As a product of my education and experience, I perceive that there is biology driving
everything from frog and bat die-offs, to teenage mood swings, to the disaster of over-
population, to the seven-year-itch. I have at least some sense of what might be changed, and
what is written in stone—or in DNA. And the central tenet of toxicology passed down from the
Renaissance physician, Paracelsus, that the dose makes the poison, also seems broadly applicable
to world we live in, even on the social level.
It’s relatively straightforward to experimentally determine the toxic dose of, say,
dimethylchickenwire in a rat; and, similarly, the dose necessary to avoid symptoms of its
deficiency.
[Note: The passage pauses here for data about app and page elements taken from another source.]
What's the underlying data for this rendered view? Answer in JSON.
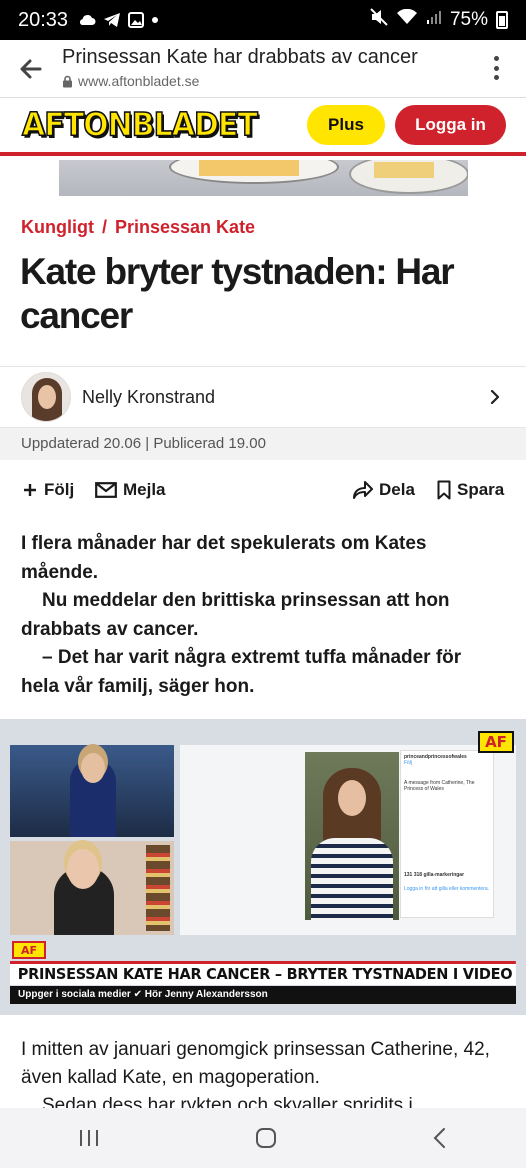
{
  "status_bar": {
    "time": "20:33",
    "battery": "75%",
    "icons": [
      "cloud-icon",
      "telegram-icon",
      "image-icon",
      "dot-icon",
      "mute-icon",
      "wifi-icon",
      "signal-icon",
      "battery-icon"
    ]
  },
  "browser": {
    "page_title": "Prinsessan Kate har drabbats av cancer",
    "url": "www.aftonbladet.se"
  },
  "site_header": {
    "logo": "AFTONBLADET",
    "plus_label": "Plus",
    "login_label": "Logga in",
    "brand_yellow": "#ffe500",
    "brand_red": "#d0222c"
  },
  "article": {
    "breadcrumb": [
      "Kungligt",
      "Prinsessan Kate"
    ],
    "breadcrumb_sep": "/",
    "headline": "Kate bryter tystnaden: Har cancer",
    "author": "Nelly Kronstrand",
    "dates": "Uppdaterad 20.06 | Publicerad 19.00",
    "actions": {
      "follow": "Följ",
      "mail": "Mejla",
      "share": "Dela",
      "save": "Spara"
    },
    "lead": [
      "I flera månader har det spekulerats om Kates mående.",
      "Nu meddelar den brittiska prinsessan att hon drabbats av cancer.",
      "– Det har varit några extremt tuffa månader för hela vår familj, säger hon."
    ],
    "video": {
      "badge": "AF",
      "lower_tag": "AF",
      "headline": "PRINSESSAN KATE HAR CANCER – BRYTER TYSTNADEN I VIDEO",
      "subline": "Uppger i sociala medier ✔ Hör Jenny Alexandersson",
      "panel_account": "princeandprincessofwales",
      "panel_follow": "Följ",
      "panel_caption": "A message from Catherine, The Princess of Wales",
      "panel_likes": "131 318 gilla-markeringar",
      "panel_login": "Logga in för att gilla eller kommentera."
    },
    "body": [
      "I mitten av januari genomgick prinsessan Catherine, 42, även kallad Kate, en magoperation.",
      "Sedan dess har rykten och skvaller spridits i"
    ]
  }
}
I’m lucky to work in a scientific field where near perfect control groups make
interpretation of results relatively straightforward. But ask a thoughtful rocket scientist what
really constitutes a “hard” science, and she’ll tell you it’s the social sciences.
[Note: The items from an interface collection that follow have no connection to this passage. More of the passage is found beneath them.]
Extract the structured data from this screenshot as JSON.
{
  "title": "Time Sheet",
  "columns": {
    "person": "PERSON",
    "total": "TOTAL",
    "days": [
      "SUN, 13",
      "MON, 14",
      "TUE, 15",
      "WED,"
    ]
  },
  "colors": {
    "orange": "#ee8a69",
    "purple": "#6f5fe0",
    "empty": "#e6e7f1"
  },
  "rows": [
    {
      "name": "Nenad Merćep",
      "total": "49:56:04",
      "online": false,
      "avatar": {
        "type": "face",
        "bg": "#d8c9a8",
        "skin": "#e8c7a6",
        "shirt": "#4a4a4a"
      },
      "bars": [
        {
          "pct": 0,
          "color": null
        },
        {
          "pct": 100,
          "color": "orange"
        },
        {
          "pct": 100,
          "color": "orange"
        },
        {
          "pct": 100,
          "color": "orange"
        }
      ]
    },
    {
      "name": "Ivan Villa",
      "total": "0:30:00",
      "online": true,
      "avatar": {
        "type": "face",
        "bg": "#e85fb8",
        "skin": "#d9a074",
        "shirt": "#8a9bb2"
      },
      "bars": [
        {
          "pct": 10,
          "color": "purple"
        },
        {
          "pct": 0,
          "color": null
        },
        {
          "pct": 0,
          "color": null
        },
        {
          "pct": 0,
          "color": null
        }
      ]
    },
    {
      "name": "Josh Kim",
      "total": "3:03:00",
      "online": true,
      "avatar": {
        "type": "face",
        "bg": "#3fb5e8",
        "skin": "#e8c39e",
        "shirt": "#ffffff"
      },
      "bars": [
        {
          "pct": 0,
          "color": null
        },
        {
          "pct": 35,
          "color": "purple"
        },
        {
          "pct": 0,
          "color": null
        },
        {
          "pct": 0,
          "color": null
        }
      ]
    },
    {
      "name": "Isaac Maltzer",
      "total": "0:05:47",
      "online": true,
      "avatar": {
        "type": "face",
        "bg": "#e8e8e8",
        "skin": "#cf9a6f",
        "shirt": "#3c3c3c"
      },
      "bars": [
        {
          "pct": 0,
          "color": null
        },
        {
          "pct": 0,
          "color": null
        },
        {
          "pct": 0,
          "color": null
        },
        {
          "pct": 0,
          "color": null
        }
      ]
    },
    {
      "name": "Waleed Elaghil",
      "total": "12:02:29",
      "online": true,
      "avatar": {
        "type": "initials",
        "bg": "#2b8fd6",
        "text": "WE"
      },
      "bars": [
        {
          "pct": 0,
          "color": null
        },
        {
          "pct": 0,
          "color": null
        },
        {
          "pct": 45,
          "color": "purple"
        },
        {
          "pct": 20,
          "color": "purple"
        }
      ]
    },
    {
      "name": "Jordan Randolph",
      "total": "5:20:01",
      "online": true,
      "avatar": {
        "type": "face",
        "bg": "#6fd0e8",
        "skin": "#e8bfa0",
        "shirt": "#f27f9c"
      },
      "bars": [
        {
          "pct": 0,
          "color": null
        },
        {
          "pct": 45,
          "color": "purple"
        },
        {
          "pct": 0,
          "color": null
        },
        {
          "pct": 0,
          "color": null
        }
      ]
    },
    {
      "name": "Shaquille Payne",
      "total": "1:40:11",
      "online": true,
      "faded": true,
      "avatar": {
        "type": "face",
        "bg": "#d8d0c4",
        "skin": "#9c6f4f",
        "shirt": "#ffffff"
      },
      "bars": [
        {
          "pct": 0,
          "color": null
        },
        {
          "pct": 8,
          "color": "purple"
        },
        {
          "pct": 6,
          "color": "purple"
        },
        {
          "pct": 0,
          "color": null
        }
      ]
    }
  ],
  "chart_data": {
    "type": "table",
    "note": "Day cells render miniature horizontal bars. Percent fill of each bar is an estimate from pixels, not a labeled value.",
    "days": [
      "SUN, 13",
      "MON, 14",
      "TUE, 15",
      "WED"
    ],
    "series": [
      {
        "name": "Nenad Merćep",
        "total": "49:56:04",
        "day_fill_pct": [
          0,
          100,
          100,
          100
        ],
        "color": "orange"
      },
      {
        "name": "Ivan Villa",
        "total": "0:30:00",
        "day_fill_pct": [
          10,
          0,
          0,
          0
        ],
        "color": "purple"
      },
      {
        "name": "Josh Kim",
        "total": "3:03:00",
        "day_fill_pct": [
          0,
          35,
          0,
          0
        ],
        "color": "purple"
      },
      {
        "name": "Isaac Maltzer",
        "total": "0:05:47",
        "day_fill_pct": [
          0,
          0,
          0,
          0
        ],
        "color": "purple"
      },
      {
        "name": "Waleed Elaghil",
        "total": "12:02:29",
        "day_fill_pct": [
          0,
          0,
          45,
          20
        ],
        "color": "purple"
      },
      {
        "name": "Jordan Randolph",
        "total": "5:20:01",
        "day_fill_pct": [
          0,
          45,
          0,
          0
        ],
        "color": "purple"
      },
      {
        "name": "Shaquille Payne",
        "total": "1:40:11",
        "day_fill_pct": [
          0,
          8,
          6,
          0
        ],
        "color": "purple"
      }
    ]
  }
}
So how do we determine the toxic dose of inciting words or provocative behaviors? And
when does prudent caution become wasteful procrastination? When does spirited debate become
mean spirited, an altercation escalate into war? When does religion cease to be a force for order
and morality, and become an irrational excuse for hatefulness, bigotry, and violence? When
does healthy skepticism evolve to cynicism, and cynicism mutate to conspiracy theory? When
do white lies become gray, and then turn black? What is the toxic level of firearms in society?
And what is the maximum tolerable capacity for an ammo clip to be sold to anyone, even a crazy
man, for a semi-automatic handgun designed only for the purpose of killing people efficiently?
Thirty seems high.
We humans have great capacity both for good and evil—we are more like chimpanzees
than bonobos in our capacity to harm each other. The frequency of violence, from inside our
homes to the perpetual state of war we find ourselves in, tells me that as a species we lack an
adequate dose of intelligence and altruism to overcome our hard-wired aggression and live in
peace and harmony.
Oil and coal production have peaked, competition for all resources is growing, the earth
is getting hotter, and crop failures are increasing. The Tunisian and Egyptian uprisings were at
least partly fueled by rapidly rising food prices. This will not get easier. It is way past time to
turn down the rhetoric and focus on solutions.